Grooming services will be needed and basically any activities which comes with the level of technological advancement you desire. A hunter/gatherer tribe does not need much in terms of economy as there is very little degree of specialization.
But as soon as you need to specialize you get the need for services such as childcare and schooling. With medical advancement you need to set aside tribe members for various medical professions. With religion you get a priestly caste and probably also a need for a military/constabulary profession (to keep the flock in line and to enforce the laws of Neptun/Dagon/Old Father Shark). These are no longer producing their own food and as such need to sell their service (collect tax).
And of course you have the old trope about the "oldest profession" though if they procreate like fish that might be moot. (Also you probably need to invent shame and sexual repression for it to be a viable trade, so presumably priests come first. Properly refuted by Perkins, we agree that shame and sexual repression does improve the market though.)

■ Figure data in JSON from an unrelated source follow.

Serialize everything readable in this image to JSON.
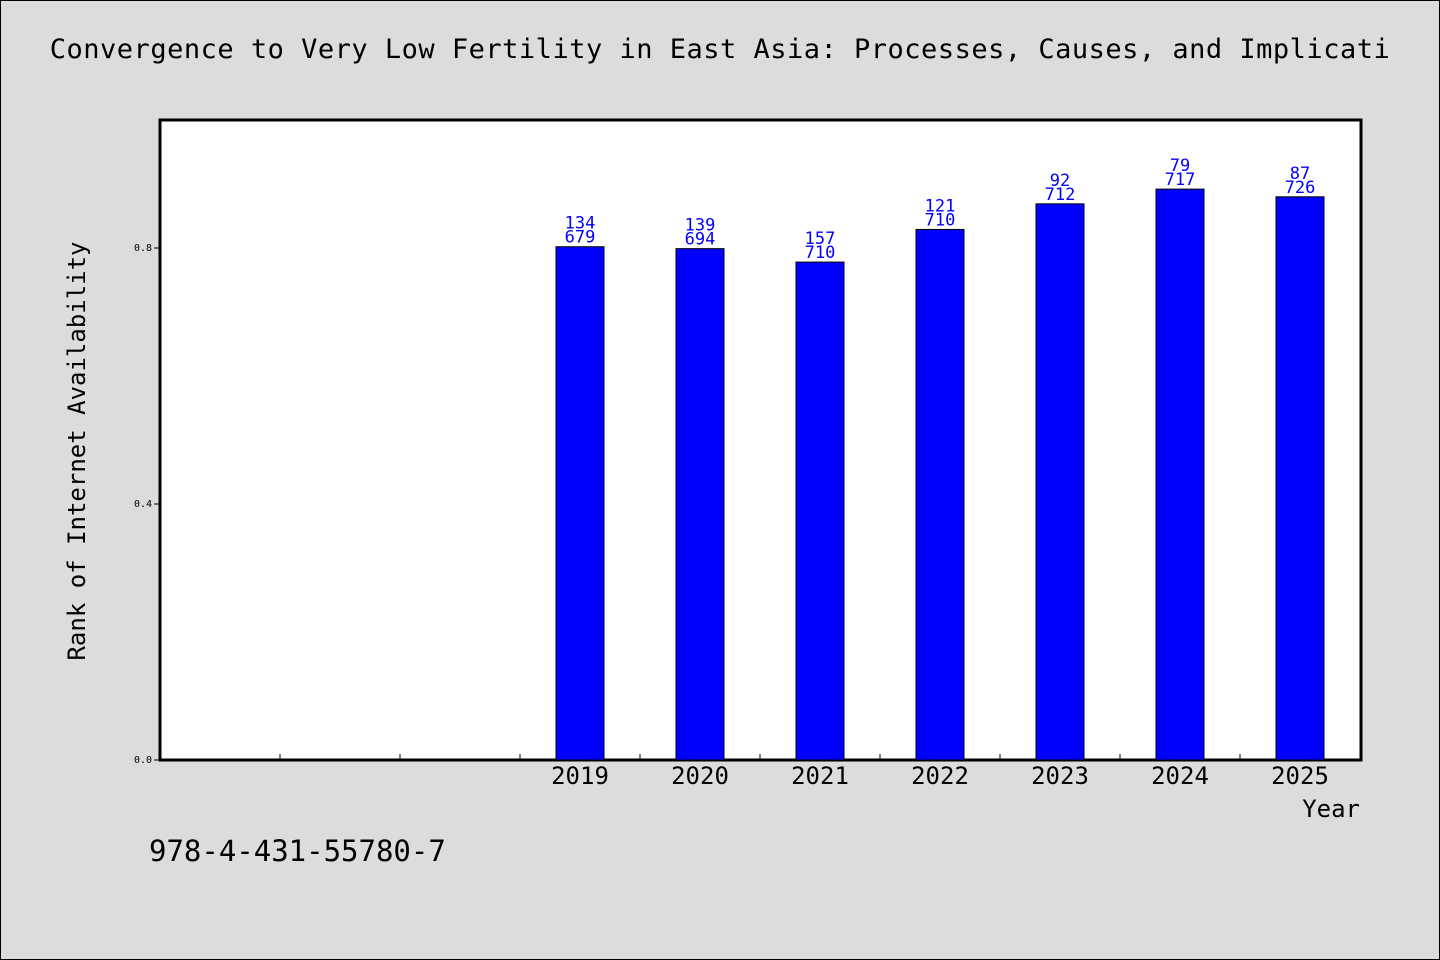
{
  "chart_data": {
    "type": "bar",
    "title": "Convergence to Very Low Fertility in East Asia: Processes, Causes, and Implicati",
    "xlabel": "Year",
    "ylabel": "Rank of Internet Availability",
    "categories": [
      "",
      "",
      "",
      "2019",
      "2020",
      "2021",
      "2022",
      "2023",
      "2024",
      "2025"
    ],
    "values": [
      null,
      null,
      null,
      0.802,
      0.799,
      0.778,
      0.829,
      0.869,
      0.892,
      0.88
    ],
    "bar_labels": [
      null,
      null,
      null,
      [
        "134",
        "679"
      ],
      [
        "139",
        "694"
      ],
      [
        "157",
        "710"
      ],
      [
        "121",
        "710"
      ],
      [
        "92",
        "712"
      ],
      [
        "79",
        "717"
      ],
      [
        "87",
        "726"
      ]
    ],
    "yticks": [
      "0.0",
      "0.4",
      "0.8"
    ],
    "ytick_values": [
      0.0,
      0.4,
      0.8
    ],
    "ylim": [
      0.0,
      1.0
    ],
    "grid": false,
    "bar_color": "#0000ff",
    "label_color": "#0000ff"
  },
  "footer": {
    "isbn": "978-4-431-55780-7"
  }
}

Also, the question (to me at least) is what kind of trade will occur between land and sea. If they are isolated and have no contact with humans, just pick a technological level (pre-civilzation, ancient, medieval, pre-industrial, post-industrial, information age... whatever suits you story) and assume that there will be analogues to whatever land economy you're mirroring. (Herding dolphins instead of cows, harvesting kelp instead of wheat, using lava flows and heat vents to cook food and make tools.) If they have contact with the other element you want to think about what's made where. Perhaps tools are made on land and traded for pearls and corals (or hard to fish from the surface fish and crustaceans).
Currency:
G0BLiN asked, so I'll see what I can think of. Paper currency is of course out and metal might be unfeasible as well depending on the tech level. (Whether they can use lava flows to forge or not.)
But there are a lot of other viable currencies.
- Commodity money. The Mayans used cocoa beans. The world of Metro 2033 uses pre-collapse ammunition. It's basically assigning a base unit for barter trade. I'm not enough of an economist to say how this affects inflation. Will a bumper crop ruin the economy or will supply and demand automatically adjust price levels? This could be anything (driftwood, tubers, shark eggs) but preferably small enough to carry around in a pouch around your neck for when you go shopping.
- Shell money. Pieces of coral, pearls polished rocks, sea shells. Anything shiny that sentients like. There are a great number of precedents here.
- Stone money. This is my favorite, seeing as how it kind of works like our current system. A value is given to a thing, usually a large rock that has been worked in some way. The Rai stone is a large carved stone disc (or wheel) that can weigh up to 4 metric tons (8,800 lb). This is rarely ever moved but ownership is agreed upon by everyone and using it for trade is just transfering the ownership. It is a system which depends a lot on honesty (especially in lieu of solid record keeping) but from a cynical perspective it does not differ that much from having money in the form of a number in a database field somewhere.
- Domestic animals This is pretty much a form of commodity money but based on livestock. If your merfolk herds some sort of sea animal they can be used as the base for an barter economy (Fish might be tricky, but crustaceans or cephalopods may work). Camels have been known to be used like this on land.